The flush operation will start a new memory mapped file and bloom filter so that update processing can continue.  During the flush operation the read and update operations have to deal with the original memory mapped file as a read only file similar to the existing snapshot files.  The steps in the flush are:

1. Create a new memory mapped file and associated Bloom filter.
2. Configure the write path to write to the new memory mapped file..
3. Configure the read path to read the new memory mapped file, then the old memory mapped file, and then the journal entries.
4. Write the Bloom filter for the old memory mapped file to disk.
5. Calculate the CRC for the old memory mapped file and flush the file to disk.
6. Add the Bloom filter/file name pair to the index of on-disk data.
7. Remove the old memory mapped file from the read path.
8. Release the memory mapping for the old memory mapped file.

Using this process there should not be a point in time where a known PID is unreachable.

Whether the memory mapped files have the .snapshot extension or have some other extension and are renamed during flush is an open question.  If  they have the .snapshot extension then current implementations that read .snapshot files have to be able to deal with files that do not have the CRC populated.

The Cache

The PID cache is a simple out-of-the-box, write through, thread safe cache.  If the PID is not in the cache, it calls ledger.read() to retrieve the values from the ledger and populates the cache or informs the cache that the record does not exist.  When the cache is written to, it calls ledger.update() and then updates itself.

Compatibility, Deprecation, and Migration Plan

This change should be 100% compatible with existing implementations.  It should be able to read an existing snapshot or series of snapshots and begin operation.  If rolled back to an earlier implementation, the on-disk storage should be readable by the earlier implementation without issue.

KIP-936: Throttle number of active PIDs.  This KIP is an attempt to circumvent the problem of poorly configured clients that initialize too many PIDs.  It would reduce the number of PIDs flowing into the cache by throttling producers.  The result is that number of new PIDs entering the cache will be reduced.   This impacts the PIDs that are recorded by the system.
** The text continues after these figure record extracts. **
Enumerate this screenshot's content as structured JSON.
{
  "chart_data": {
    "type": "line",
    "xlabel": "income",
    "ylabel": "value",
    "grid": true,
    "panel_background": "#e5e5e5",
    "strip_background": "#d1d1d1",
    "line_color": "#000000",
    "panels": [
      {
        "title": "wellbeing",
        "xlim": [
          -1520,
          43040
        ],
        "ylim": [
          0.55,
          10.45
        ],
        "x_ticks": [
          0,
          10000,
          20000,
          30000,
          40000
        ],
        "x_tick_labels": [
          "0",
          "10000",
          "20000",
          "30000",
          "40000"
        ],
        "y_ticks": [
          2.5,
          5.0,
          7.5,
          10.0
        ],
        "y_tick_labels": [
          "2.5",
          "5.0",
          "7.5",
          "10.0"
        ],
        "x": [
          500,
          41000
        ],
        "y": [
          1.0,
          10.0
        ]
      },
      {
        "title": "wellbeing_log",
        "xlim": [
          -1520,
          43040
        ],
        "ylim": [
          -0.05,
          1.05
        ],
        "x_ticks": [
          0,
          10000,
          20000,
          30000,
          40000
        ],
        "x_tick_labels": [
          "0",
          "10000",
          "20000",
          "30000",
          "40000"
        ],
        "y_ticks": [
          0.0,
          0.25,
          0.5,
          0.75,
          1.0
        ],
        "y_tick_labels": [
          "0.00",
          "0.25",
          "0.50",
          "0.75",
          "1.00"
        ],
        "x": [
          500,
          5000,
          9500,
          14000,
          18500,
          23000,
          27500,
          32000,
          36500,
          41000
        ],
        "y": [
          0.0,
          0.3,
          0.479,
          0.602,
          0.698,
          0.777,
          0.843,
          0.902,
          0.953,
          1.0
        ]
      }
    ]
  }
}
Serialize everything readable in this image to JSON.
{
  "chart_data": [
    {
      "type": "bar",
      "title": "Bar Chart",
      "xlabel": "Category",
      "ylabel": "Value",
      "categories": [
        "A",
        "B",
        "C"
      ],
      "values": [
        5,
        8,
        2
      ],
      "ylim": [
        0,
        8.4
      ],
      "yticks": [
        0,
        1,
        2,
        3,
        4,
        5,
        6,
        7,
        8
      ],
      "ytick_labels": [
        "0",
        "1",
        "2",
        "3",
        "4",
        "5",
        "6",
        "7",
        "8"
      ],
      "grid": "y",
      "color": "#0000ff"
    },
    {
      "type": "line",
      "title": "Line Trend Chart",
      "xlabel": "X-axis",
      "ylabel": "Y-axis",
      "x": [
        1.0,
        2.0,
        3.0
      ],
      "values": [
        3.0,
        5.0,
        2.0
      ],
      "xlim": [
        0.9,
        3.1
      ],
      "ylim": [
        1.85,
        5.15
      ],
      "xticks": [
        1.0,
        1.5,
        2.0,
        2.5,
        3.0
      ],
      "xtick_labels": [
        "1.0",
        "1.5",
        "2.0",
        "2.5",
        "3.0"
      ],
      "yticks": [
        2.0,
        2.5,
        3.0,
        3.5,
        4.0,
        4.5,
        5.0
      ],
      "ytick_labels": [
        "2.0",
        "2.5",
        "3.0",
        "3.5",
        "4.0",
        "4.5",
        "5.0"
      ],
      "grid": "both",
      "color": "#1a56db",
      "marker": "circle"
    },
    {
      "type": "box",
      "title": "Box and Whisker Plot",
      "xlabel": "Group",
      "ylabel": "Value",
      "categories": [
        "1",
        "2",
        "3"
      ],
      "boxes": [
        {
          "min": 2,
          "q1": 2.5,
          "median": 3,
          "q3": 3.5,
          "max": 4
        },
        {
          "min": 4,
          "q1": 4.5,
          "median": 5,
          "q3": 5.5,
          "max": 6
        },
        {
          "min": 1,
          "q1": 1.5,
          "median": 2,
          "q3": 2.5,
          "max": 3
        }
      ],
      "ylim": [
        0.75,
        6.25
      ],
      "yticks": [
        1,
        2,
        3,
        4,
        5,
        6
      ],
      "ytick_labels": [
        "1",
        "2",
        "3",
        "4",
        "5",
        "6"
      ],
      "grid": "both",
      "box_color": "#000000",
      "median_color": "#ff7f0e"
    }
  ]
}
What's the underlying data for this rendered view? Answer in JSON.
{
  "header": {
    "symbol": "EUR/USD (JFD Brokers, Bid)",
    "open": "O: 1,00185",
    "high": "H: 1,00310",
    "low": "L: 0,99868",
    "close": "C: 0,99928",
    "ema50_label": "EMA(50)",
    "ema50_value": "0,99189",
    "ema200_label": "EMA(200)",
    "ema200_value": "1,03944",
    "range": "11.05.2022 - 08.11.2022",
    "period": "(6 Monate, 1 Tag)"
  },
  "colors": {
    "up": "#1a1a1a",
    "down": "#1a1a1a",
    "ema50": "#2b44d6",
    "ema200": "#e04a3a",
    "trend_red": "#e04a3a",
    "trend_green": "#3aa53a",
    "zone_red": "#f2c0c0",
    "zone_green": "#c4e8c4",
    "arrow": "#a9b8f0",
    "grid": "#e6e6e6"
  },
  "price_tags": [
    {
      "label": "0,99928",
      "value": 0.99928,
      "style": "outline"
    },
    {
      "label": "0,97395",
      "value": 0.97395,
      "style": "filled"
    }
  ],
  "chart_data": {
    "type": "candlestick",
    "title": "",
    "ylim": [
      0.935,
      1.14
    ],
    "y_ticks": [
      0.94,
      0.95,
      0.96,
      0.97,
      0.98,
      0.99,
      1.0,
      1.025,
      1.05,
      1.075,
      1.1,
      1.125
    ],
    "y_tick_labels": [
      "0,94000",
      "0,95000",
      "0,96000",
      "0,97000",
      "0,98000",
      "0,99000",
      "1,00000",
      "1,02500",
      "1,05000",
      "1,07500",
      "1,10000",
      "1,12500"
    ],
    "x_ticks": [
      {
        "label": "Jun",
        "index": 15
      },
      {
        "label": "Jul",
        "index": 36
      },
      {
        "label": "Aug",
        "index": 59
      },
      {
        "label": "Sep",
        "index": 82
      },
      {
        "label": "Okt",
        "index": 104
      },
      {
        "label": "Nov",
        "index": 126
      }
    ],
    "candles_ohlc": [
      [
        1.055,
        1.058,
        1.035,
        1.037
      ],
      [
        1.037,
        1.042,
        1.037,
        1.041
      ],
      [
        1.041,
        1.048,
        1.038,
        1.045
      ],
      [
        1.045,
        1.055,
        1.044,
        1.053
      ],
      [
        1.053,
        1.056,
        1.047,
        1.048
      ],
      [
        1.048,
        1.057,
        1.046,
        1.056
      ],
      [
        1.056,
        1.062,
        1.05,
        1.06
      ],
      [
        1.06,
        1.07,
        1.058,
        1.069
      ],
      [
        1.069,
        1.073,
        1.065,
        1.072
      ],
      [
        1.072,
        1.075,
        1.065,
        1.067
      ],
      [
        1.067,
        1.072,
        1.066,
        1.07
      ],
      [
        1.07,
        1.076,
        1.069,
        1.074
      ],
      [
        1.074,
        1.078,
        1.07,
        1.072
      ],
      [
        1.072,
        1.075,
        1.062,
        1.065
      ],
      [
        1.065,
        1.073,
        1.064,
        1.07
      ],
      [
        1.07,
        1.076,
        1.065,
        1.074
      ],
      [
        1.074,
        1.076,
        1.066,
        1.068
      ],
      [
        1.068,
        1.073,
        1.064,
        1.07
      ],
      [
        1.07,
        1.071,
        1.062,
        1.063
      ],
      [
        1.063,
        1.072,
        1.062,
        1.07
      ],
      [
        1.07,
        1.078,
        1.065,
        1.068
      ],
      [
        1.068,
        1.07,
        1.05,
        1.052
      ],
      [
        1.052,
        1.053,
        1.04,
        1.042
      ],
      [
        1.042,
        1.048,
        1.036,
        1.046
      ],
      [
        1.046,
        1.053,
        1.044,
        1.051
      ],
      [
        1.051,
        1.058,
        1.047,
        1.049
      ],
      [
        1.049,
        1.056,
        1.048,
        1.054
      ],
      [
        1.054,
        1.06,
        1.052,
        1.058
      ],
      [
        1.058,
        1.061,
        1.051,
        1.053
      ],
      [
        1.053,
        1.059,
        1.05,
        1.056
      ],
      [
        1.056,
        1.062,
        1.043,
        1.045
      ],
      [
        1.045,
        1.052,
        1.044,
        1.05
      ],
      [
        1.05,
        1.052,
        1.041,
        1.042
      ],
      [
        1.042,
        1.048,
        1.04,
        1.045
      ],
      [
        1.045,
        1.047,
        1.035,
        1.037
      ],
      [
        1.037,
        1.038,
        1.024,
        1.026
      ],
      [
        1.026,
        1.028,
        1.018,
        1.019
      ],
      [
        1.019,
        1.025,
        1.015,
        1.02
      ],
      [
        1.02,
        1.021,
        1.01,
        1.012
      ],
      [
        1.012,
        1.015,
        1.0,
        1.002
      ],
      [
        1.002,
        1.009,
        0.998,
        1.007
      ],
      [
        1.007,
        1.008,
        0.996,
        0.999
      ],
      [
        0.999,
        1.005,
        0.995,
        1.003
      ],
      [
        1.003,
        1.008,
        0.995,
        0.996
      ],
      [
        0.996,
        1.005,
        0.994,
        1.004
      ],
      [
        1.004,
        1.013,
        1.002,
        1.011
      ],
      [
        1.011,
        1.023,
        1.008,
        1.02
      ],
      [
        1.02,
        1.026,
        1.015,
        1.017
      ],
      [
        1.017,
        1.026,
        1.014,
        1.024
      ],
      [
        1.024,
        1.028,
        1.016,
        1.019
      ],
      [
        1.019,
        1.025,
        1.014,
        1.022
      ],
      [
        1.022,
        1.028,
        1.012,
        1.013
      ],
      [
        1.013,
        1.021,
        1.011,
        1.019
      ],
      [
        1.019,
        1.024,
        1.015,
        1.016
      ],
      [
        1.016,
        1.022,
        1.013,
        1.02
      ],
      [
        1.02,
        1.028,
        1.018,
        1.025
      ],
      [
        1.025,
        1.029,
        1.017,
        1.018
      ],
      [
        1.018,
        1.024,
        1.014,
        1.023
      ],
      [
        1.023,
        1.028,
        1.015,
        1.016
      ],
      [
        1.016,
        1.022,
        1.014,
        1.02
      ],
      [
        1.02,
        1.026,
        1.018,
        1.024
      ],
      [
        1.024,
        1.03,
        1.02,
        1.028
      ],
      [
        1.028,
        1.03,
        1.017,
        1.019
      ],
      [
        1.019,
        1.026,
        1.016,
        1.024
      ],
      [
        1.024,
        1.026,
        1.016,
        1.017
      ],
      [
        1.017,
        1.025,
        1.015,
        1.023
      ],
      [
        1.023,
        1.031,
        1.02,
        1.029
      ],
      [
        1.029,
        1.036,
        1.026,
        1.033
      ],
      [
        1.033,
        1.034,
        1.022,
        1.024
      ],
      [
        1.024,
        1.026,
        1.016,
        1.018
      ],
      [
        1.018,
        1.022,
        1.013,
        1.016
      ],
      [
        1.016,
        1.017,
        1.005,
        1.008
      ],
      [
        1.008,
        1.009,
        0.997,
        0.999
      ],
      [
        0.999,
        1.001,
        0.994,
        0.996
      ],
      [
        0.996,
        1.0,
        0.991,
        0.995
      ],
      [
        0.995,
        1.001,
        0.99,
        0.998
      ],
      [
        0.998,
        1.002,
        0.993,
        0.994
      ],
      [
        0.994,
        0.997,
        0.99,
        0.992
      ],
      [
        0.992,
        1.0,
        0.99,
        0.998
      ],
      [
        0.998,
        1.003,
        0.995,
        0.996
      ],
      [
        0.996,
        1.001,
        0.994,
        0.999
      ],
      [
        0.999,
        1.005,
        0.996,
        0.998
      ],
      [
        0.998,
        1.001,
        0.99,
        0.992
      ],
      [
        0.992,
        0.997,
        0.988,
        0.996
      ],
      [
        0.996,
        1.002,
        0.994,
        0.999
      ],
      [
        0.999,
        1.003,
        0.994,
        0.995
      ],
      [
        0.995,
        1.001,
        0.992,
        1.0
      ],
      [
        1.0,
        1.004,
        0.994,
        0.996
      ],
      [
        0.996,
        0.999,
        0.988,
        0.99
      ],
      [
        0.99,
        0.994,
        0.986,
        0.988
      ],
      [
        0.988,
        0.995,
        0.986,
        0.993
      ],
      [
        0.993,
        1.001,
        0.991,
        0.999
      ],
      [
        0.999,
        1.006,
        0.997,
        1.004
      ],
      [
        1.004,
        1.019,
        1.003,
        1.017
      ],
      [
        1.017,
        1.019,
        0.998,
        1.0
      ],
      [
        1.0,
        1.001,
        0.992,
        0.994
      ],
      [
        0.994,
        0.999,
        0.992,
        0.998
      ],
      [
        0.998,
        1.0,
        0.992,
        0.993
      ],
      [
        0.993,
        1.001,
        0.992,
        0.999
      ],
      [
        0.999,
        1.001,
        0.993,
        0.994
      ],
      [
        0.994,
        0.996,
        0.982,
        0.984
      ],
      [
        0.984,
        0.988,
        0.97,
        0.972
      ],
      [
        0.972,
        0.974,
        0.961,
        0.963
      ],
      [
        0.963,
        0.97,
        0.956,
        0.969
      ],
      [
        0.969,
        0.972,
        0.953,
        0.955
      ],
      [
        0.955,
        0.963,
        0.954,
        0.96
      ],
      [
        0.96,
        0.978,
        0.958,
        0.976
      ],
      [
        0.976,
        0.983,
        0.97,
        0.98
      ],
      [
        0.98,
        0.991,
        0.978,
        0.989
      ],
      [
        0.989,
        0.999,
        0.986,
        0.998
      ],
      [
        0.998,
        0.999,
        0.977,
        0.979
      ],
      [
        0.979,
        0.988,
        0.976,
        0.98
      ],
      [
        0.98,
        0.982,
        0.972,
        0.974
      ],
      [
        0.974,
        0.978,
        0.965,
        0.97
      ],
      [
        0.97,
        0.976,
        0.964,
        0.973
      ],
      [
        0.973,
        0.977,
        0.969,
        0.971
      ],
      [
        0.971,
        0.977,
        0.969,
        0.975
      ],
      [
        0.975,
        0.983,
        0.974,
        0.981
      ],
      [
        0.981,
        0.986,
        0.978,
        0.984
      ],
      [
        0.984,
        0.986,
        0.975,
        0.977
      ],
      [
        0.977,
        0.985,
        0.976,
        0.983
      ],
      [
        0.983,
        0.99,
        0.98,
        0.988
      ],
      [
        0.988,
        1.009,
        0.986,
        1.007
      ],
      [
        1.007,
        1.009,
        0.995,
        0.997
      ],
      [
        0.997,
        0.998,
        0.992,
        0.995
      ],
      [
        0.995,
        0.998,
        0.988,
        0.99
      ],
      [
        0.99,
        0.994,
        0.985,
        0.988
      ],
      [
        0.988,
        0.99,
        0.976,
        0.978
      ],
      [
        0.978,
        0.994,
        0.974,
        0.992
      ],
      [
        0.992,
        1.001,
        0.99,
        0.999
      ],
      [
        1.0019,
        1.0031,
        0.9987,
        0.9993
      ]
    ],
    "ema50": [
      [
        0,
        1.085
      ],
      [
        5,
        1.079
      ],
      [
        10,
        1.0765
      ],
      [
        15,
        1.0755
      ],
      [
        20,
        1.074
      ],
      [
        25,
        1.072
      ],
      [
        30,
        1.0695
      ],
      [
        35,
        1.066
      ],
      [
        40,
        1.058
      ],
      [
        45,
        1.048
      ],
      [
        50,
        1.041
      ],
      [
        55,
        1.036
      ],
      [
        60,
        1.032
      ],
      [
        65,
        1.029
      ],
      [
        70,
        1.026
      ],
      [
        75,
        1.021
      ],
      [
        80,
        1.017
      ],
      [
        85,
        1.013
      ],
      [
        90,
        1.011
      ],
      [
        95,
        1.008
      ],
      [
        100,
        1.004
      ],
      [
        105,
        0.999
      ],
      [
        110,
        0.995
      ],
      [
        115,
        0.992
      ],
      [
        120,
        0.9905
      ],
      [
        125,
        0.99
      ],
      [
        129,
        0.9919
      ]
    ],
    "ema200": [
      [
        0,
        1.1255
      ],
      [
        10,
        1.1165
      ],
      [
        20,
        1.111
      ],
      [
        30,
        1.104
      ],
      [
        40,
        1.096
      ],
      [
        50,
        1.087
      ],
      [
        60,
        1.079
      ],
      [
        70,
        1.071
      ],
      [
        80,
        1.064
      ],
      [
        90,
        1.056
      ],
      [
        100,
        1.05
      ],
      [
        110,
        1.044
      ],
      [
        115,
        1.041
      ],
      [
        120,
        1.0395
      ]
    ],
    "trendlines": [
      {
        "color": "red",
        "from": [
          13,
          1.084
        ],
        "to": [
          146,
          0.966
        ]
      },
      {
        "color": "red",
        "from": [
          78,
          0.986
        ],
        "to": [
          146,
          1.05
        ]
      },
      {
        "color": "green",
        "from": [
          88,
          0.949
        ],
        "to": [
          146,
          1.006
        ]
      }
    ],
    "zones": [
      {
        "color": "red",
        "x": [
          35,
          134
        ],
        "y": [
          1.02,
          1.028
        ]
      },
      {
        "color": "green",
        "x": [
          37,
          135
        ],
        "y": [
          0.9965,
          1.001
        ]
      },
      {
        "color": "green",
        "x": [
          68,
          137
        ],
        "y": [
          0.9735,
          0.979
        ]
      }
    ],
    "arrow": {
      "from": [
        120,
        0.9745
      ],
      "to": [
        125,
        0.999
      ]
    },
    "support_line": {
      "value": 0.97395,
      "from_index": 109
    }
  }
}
KIP-854: Separate configuration for producer ID expiry.  This KIP attempted to solve the problem of tracking excessive PIDs by establishing a 24-hour limit, and thus the 1 day limit noted in the snapshot retention notes above.  KIP-854 was accepted and has been implemented.  However it did not solve the problem, it just delays it for some cases.  These are the cases that KIP-936 is attempting to resolve.

Test Plan

An initial system test will be constructed that causes the OOM error using the unmodified code base.  This change should resolve that failure without significant changes to exiting performance tests.  No additional stable tests should fail.

Rejected Alternatives

This change can play in concert with other proposed changes by may make them unnecessary.

Benefits

1. There is no need to throttle producers because the server does not have enough memory to handle the number of PIDs produced, and so makes no demands on or for principal-based quotas.
2. There is no risk of losing the PIDs from infrequently producing long running producers, except when the ledger files are deleted.
3. There is no change to the server API.
4. There is no change to the internal server call as the cache can be wrapped with a simple facade.
5. There is no change to snapshot and recovery processes.
6. There is a reduction in the probability of losing a PID transaction due to system failure.
7. There is no need for special cache handling for outlying producers.
8. There can be a reduction in memory useage.